Updated Review of Management Strategies for Finger Flexor Tendon Injuries in Zone II



History has shown that injuries located in zone II of the hand, classified between the distal palmar crease and the flexor digitorum superficialis (FDS) insertion, have been particularly challenging to repair. This is due to the fact that tendon gliding must be restored within a tight sheath while minimizing the adhesions in surrounding tissues. At one point surgery in this area was deemed “no man’s land”. However, there have been remarkable advances in the understanding of healing characteristics, both mechanically and histologically of tendons. Over time, there has been a shift toward surgical repair of finger flexor tendon injuries, including in the area or zone II. While injuries to the flexor tendons are relatively rare among acute hand injuries (less than one percent) there has been extensive research into the injury and subsequent repair.

The FDS and the flexor digitorum profundus FDP originate from the elbow and proximal ulna and interosseous membrane respectively. The muscles divide into tendons in the mid forearm and travel through the carpal tunnel toward each of the fingers. In zone II the FDS tendon splits with each slip traveling laterally and dorsally to the FDP tendon. The FDS slips attach separately along the palmar aspect of the middle phalanx bone while the FDP tendons further attach along the base of the last or distal phalanx. The finger possesses a series of flexor pulleys that allow for maximal mechanical efficiency of the flexor system. Tendon healing occurs through a combined extrinsic cellular response and intrinsic ability that the flexor tendons posses to heal themselves after injury. It has been shown that early mobilization of a repaired tendon shifts the healing process to an intrinsic mechanism to allow for collagen to be laid down in a pattern that closely replicates the native tendon and results in diminished amount of adhesions forming.

Evaluation of the patient with a flexor tendon injury should include a thorough history and physical examination to identify the type and extent of the injury. This should also include a neurovascular examination to identify if there was additionally any injury to the nerves or blood supply to the area. Within zone II, the FDP tendon is the more commonly injured of the two tendons. With a FDP repair, recent studies have suggested that there be partial excision of up to 50 per cent into the A2 pulley and complete division of the A4 pulley to allow for increased tendon gliding. Whereas, traditionally, many surgeons would have deemed these pulley inviolable. There have been many suture configurations described, the author of this review stresses that the treating surgeon us a technique that allows for properly coapted repair in the absence of gapping and minimal trauma to the tendon edges. It was also recommended that at least four core suture strands are used in surgical repair to minimize the risk of rupture. The senior author of this review paper’s preferred technique is a modified Kessler suture configuration that adds a separate cross-locked cruciate technique especially if there is an increased risk for adhesions anticipated. Mechanical testing demonstrated that ideal placement of the core suture was seven to ten mm from the repair site. Gapping or elongation of the repair site must be avoided as they can affect the strength of the repaired tendon thus the use of peripheral suture in addition to the core suture are important. The peripheral suture both minimizes the bulk of the repair and can help prevent elongation of the tendon or gapping. Whether to pursue repairing a FDS tendon in zone II depends on the exact location of the injury. If warranted, to limit bulk of the repaired tendon under the A2 pulley, surgeons will excise one of the slips of the FDS and repair the other to allow for improved gliding of the repaired tendons.

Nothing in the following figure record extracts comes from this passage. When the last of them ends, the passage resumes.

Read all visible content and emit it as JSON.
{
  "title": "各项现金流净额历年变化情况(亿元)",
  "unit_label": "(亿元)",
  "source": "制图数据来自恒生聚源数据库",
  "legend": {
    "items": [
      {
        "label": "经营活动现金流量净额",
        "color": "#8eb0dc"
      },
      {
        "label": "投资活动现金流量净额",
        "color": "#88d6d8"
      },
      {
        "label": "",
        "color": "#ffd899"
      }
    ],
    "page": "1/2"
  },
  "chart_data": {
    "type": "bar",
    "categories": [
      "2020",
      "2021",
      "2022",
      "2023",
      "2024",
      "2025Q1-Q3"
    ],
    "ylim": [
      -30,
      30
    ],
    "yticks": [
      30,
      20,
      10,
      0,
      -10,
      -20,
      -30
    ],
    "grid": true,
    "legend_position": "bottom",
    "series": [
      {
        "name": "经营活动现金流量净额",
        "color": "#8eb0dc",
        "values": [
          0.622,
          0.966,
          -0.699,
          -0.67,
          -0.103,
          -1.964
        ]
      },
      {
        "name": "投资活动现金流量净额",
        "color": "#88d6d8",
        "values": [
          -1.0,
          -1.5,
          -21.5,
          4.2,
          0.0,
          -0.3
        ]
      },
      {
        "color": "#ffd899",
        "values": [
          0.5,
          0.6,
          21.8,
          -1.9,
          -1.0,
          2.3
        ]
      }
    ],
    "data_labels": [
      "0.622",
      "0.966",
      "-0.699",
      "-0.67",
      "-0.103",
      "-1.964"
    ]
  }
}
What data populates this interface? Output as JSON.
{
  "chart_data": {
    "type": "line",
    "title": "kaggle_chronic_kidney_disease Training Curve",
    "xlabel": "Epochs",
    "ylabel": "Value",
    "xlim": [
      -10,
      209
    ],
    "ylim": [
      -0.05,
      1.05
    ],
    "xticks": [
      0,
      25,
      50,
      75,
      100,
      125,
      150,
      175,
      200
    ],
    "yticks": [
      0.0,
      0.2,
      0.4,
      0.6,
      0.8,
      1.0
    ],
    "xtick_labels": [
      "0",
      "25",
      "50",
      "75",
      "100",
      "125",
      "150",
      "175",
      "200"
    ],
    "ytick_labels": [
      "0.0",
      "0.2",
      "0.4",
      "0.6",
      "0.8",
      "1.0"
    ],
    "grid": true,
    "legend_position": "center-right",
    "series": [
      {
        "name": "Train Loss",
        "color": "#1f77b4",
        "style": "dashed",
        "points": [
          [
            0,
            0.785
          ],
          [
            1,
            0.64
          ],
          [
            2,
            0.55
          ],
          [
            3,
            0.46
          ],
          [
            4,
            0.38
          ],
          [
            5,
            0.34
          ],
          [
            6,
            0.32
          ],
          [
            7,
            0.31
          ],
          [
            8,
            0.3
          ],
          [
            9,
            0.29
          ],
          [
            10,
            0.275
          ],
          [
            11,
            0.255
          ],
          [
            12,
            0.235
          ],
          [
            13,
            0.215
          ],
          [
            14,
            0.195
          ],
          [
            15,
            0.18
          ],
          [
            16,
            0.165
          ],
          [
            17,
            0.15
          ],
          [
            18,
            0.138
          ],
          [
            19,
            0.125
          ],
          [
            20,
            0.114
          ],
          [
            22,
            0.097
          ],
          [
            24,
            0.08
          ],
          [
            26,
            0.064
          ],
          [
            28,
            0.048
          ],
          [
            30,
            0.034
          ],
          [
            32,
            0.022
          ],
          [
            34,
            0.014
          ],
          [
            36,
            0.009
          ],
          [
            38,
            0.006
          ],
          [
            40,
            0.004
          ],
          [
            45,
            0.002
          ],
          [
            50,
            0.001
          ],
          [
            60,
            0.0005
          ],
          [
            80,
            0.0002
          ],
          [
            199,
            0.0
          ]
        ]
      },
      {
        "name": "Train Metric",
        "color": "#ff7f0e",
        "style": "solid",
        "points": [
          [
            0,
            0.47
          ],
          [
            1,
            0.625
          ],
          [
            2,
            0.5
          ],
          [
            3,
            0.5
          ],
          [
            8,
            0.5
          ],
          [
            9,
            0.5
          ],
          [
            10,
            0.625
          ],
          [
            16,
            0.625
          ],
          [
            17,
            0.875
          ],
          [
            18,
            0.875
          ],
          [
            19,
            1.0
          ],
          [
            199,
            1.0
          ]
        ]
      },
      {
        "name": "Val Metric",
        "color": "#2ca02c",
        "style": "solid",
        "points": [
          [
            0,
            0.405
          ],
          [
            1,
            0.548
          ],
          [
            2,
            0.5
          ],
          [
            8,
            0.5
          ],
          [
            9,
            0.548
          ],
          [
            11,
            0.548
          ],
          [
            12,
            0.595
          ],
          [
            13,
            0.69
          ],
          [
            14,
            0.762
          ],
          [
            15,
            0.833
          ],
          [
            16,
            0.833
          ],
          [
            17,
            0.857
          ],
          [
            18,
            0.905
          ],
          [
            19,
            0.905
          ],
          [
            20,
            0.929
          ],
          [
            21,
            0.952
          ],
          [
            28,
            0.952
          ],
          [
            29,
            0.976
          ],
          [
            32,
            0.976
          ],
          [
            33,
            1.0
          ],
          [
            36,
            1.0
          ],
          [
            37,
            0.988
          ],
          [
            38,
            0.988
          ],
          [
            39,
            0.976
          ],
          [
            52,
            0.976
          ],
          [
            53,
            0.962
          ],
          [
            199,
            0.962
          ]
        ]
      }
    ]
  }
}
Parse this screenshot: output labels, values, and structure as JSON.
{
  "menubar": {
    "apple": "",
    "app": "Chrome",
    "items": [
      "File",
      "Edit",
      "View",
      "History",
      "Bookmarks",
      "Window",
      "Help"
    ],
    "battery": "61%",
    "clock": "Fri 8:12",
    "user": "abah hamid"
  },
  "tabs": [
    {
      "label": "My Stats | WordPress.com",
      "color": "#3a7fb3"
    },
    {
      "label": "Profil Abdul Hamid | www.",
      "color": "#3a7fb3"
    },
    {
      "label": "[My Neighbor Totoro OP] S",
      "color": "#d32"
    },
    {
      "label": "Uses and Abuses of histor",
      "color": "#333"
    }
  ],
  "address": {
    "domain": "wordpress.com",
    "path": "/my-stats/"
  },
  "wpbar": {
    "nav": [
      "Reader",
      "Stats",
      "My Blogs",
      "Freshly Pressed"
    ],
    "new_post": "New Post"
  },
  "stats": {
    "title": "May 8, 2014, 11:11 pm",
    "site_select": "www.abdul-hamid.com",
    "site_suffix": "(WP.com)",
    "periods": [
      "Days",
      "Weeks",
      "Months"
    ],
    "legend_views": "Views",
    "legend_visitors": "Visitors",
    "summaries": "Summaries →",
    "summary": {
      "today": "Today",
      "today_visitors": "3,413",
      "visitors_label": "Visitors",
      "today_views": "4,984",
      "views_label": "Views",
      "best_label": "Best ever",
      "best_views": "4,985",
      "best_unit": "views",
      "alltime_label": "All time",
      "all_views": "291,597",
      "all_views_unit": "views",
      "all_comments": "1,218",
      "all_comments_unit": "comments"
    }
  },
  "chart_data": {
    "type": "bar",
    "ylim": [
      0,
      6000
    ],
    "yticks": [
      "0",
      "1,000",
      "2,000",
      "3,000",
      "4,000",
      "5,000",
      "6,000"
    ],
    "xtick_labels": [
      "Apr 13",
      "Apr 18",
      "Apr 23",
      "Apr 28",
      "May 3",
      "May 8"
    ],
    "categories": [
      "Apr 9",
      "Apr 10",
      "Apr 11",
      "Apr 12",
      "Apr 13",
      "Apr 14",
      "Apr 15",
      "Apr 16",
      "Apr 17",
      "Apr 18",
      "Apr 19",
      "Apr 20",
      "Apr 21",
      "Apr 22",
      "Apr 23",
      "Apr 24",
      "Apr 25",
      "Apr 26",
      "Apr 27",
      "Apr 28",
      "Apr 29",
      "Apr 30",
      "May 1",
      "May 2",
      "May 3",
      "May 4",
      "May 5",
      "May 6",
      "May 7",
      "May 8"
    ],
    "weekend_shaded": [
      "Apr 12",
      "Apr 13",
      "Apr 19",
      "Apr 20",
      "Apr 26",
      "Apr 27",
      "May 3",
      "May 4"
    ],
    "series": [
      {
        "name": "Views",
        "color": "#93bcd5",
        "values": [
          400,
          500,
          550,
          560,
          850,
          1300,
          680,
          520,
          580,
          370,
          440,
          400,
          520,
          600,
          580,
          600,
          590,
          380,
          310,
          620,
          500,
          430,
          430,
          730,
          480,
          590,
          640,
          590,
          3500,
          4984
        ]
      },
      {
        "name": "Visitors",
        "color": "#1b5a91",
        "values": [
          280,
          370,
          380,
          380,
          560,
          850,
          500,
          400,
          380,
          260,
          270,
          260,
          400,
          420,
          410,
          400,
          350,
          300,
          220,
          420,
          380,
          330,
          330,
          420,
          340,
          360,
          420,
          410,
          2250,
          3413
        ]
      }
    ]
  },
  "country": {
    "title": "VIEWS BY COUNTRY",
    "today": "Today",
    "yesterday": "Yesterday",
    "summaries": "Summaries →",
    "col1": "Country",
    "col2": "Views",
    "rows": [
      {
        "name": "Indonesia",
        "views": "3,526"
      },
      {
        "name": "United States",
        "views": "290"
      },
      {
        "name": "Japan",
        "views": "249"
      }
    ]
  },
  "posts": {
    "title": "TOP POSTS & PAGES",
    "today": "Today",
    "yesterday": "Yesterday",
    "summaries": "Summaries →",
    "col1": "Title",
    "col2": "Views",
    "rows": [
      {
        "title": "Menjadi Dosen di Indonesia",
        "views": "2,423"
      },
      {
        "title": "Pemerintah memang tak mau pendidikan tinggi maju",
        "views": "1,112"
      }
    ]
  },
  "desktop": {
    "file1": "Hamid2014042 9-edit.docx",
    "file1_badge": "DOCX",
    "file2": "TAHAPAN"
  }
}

Postoperative rehabilitation is a very important process of the flexor tendon repair. Like mentioned previously early mobilization enhances the strength of the repair site and decreases possible adhesions. It is the discretion of the surgeon to chose either early passive or early active motion protocol. It is recommended that range of motion exercises are not initiated until at minimum four days post surgery but not later than seven days post surgery. A systematic review of the literature demonstrated that both early passive and early active mobilization protocols deliver adequate motion. In the only randomized controlled trial that compared the two protocols it was found that patients who underwent an active place-and-hold protocol showed greater ROM, less flexion contractures and greater patient satisfaction. It was noted that it’s important for the surgeon to select a rehabilitation protocol that best matches the patients ability to comply with the protocol’s restrictions.

It is difficult to draw conclusions on the reported outcomes of flexor tendon repairs due to the heterogeneity of the the rehabilitation protocols and studies on flexor tendon repairs, the variability in reporting of the finger motion and the lack of use of patient-reported outcome measures. Patients with multiple finger involvement, have additional nerve injury and those who smoke were found to more likely have poor outcomes.